- Location in Iron County and the state of Wisconsin.
- Coordinates: 46°28′52″N 90°15′38″W﻿ / ﻿46.48111°N 90.26056°W
- Country: United States
- State: Wisconsin
- County: Iron

Area
- • Total: 37.1 sq mi (96.1 km^{2})
- • Land: 37.1 sq mi (96.1 km^{2})
- • Water: 0.039 sq mi (0.1 km^{2})
- Elevation: 1,539 ft (469 m)

Population (2020)
- • Total: 490
- • Density: 13/sq mi (5.1/km^{2})
- Time zone: UTC-6 (Central (CST))
- • Summer (DST): UTC-5 (CDT)
- Area codes: 715 & 534
- FIPS code: 55-39625
- GNIS feature ID: 1583480
- Website: https://kimballwi.gov/

= Kimball, Wisconsin =

Kimball is a town in Iron County, Wisconsin, United States. The population was 490 at the 2020 census. The unincorporated communities of Kimball and Orva are located in the town.

==History==
The town was named for Congressman Alanson M. Kimball. Charles R. Clark was the first postmaster when the post office opened in June 1889.

==Geography==
According to the United States Census Bureau, the town has a total area of 37.1 square miles (96.1 km^{2}), of which 37.1 square miles (96.1 km^{2}) is land and 0.04 square mile (0.1 km^{2}) (0.05%) is water.

==Demographics==
As of the census of 2000, there were 540 people, 216 households, and 157 families residing in the town. The population density was 14.6 people per square mile (5.6/km^{2}). There were 273 housing units at an average density of 7.4 per square mile (2.8/km^{2}). The racial makeup of the town was 98.33% White, 0.19% African American, 0.19% Native American, 0.19% Asian, and 1.11% from two or more races. Hispanic or Latino of any race were 0.56% of the population.

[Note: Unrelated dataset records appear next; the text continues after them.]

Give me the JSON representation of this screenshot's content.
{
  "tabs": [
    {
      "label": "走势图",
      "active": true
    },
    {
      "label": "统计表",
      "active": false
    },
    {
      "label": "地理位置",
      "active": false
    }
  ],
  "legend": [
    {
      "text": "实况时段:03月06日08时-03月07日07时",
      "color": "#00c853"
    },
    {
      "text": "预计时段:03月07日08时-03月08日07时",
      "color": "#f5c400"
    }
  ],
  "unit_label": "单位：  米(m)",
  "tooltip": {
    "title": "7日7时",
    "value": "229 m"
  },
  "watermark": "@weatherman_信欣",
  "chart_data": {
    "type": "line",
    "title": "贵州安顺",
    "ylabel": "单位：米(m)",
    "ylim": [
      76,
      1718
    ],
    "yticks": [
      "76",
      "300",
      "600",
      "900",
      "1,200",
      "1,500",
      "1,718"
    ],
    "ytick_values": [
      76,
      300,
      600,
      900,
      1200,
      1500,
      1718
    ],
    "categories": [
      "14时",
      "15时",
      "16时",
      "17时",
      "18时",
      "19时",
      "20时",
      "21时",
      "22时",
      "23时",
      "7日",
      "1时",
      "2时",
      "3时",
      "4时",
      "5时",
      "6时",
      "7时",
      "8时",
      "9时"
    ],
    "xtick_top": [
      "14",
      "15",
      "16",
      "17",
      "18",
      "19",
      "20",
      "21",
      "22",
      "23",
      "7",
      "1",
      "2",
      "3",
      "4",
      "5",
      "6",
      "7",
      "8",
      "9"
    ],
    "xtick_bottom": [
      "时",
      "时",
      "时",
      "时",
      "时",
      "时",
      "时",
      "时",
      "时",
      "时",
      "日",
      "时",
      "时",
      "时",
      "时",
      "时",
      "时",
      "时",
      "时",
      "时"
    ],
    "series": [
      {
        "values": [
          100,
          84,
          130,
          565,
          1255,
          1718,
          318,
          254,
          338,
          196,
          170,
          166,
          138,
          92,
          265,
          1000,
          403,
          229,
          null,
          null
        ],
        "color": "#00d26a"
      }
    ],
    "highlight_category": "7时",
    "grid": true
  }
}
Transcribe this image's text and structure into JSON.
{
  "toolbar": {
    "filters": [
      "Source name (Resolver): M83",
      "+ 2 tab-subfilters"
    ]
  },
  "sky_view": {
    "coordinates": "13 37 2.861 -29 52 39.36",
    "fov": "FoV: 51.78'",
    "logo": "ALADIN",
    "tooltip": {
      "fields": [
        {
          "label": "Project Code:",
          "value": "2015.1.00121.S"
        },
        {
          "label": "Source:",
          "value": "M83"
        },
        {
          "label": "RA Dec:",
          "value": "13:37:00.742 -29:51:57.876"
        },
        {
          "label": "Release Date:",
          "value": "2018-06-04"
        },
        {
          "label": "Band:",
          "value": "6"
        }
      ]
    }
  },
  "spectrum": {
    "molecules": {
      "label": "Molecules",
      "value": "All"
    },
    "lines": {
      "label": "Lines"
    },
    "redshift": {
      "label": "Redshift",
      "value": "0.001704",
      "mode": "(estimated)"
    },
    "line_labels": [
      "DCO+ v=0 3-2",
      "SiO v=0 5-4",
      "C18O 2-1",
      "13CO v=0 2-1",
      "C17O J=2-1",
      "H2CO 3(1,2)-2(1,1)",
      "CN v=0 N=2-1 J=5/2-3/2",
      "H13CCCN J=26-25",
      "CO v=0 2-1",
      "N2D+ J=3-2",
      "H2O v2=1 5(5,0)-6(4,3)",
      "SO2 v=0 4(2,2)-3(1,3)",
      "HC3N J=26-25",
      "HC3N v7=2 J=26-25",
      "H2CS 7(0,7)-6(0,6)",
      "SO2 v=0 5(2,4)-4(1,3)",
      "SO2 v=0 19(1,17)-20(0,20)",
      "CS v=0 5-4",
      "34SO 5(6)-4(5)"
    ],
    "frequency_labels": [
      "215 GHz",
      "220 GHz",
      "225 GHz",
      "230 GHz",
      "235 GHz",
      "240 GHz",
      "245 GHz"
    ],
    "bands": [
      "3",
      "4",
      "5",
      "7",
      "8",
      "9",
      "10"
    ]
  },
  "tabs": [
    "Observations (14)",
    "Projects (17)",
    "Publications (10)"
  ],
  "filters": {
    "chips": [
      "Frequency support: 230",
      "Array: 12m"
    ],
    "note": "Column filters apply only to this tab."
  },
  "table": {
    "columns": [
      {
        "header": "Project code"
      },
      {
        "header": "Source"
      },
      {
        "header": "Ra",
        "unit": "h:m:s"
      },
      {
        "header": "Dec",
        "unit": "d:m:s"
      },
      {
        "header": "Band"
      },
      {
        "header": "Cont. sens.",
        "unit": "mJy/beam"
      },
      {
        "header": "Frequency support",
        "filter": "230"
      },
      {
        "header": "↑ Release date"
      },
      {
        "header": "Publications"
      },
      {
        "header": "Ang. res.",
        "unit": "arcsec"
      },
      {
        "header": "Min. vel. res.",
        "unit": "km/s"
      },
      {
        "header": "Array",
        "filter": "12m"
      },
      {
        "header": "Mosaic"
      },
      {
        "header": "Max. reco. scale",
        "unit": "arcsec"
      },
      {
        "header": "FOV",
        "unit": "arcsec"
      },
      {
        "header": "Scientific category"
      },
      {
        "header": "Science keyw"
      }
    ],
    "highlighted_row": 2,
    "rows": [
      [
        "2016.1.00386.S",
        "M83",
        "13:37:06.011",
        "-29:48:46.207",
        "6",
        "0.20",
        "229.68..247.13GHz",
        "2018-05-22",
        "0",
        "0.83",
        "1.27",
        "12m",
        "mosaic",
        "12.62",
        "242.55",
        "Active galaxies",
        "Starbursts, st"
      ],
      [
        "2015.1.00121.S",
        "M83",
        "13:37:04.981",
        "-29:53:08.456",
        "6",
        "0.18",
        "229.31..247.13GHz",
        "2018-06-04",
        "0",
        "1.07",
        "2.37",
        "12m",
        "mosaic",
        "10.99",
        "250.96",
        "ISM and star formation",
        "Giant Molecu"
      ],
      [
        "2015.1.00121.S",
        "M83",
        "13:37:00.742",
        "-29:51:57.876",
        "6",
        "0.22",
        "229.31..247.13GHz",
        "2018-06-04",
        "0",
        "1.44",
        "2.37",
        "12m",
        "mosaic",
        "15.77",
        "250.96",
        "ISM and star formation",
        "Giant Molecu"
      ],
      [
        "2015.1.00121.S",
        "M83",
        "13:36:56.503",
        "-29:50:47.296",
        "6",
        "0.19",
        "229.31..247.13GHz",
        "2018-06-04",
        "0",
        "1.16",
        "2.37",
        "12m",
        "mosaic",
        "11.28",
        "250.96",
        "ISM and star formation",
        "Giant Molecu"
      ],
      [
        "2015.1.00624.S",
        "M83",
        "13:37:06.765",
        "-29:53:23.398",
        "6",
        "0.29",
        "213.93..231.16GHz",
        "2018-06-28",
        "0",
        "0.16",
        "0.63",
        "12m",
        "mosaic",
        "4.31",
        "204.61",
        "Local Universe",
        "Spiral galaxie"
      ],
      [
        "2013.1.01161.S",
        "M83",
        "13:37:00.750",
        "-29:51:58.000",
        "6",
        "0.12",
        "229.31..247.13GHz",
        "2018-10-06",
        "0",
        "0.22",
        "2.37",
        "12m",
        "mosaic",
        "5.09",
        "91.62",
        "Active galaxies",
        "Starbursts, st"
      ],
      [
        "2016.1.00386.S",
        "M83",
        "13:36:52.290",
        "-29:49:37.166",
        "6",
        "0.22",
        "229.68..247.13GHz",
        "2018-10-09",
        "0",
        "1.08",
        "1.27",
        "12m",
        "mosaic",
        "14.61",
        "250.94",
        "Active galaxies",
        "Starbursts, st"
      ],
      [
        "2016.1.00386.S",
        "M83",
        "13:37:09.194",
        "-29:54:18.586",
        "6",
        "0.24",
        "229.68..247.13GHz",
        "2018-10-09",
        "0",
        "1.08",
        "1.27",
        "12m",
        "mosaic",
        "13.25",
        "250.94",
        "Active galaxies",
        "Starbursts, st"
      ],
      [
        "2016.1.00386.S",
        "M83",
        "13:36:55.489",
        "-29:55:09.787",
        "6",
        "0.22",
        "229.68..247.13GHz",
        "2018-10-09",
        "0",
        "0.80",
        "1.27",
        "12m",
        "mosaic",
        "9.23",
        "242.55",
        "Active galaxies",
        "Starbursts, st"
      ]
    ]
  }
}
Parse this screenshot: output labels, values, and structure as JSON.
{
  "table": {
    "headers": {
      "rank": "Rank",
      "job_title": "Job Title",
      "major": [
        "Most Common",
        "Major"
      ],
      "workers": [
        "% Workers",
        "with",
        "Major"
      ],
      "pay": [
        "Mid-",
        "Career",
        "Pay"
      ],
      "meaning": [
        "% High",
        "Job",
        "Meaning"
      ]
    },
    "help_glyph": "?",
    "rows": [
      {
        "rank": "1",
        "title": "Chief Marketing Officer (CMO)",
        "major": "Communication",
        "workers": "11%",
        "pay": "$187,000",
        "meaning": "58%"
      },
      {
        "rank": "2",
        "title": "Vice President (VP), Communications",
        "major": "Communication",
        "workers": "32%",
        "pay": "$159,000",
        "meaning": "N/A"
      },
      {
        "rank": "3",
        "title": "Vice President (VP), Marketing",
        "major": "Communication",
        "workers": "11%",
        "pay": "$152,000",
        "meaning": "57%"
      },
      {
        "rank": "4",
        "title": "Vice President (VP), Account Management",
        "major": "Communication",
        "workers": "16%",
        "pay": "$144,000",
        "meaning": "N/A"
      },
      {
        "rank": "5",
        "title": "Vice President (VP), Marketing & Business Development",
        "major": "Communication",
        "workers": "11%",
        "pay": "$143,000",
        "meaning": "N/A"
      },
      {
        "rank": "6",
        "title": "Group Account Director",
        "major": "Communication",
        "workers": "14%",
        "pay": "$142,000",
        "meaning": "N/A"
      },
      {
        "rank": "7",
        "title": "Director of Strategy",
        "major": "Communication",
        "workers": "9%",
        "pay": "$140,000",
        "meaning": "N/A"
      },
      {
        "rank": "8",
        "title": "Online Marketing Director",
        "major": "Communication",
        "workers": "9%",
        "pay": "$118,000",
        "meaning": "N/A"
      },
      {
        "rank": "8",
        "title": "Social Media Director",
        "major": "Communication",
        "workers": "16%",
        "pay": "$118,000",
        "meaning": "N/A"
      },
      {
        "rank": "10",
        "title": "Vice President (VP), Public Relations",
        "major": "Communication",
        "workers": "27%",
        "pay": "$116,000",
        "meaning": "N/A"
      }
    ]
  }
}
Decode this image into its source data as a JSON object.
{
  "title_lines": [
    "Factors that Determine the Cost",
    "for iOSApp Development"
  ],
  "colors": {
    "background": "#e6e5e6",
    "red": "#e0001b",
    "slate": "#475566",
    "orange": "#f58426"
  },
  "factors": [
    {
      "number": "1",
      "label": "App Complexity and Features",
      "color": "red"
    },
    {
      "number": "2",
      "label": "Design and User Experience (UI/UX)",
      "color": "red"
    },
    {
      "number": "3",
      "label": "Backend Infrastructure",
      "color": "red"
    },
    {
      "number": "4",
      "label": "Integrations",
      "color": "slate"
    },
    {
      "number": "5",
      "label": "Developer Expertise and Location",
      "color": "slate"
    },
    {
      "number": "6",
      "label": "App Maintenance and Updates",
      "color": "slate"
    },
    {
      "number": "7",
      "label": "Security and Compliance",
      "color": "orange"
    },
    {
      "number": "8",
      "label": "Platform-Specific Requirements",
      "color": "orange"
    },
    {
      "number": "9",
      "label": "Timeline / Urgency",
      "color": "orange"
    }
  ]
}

There were 216 households, out of which 29.6% had children under the age of 18 living with them, 62.0% were married couples living together, 8.3% had a female householder with no husband present, and 26.9% were non-families. 23.6% of all households were made up of individuals, and 11.1% had someone living alone who was 65 years of age or older. The average household size was 2.50 and the average family size was 2.96.

In the town, the population was spread out, with 22.4% under the age of 18, 7.6% from 18 to 24, 23.3% from 25 to 44, 31.1% from 45 to 64, and 15.6% who were 65 years of age or older. The median age was 44 years. For every 100 females, there were 102.2 males. For every 100 females age 18 and over, there were 106.4 males.

The median income for a household in the town was $33,750, and the median income for a family was $42,031. Males had a median income of $37,500 versus $21,563 for females. The per capita income for the town was $19,100. About 5.9% of families and 8.1% of the population were below the poverty line, including 4.3% of those under age 18 and 15.3% of those age 65 or over.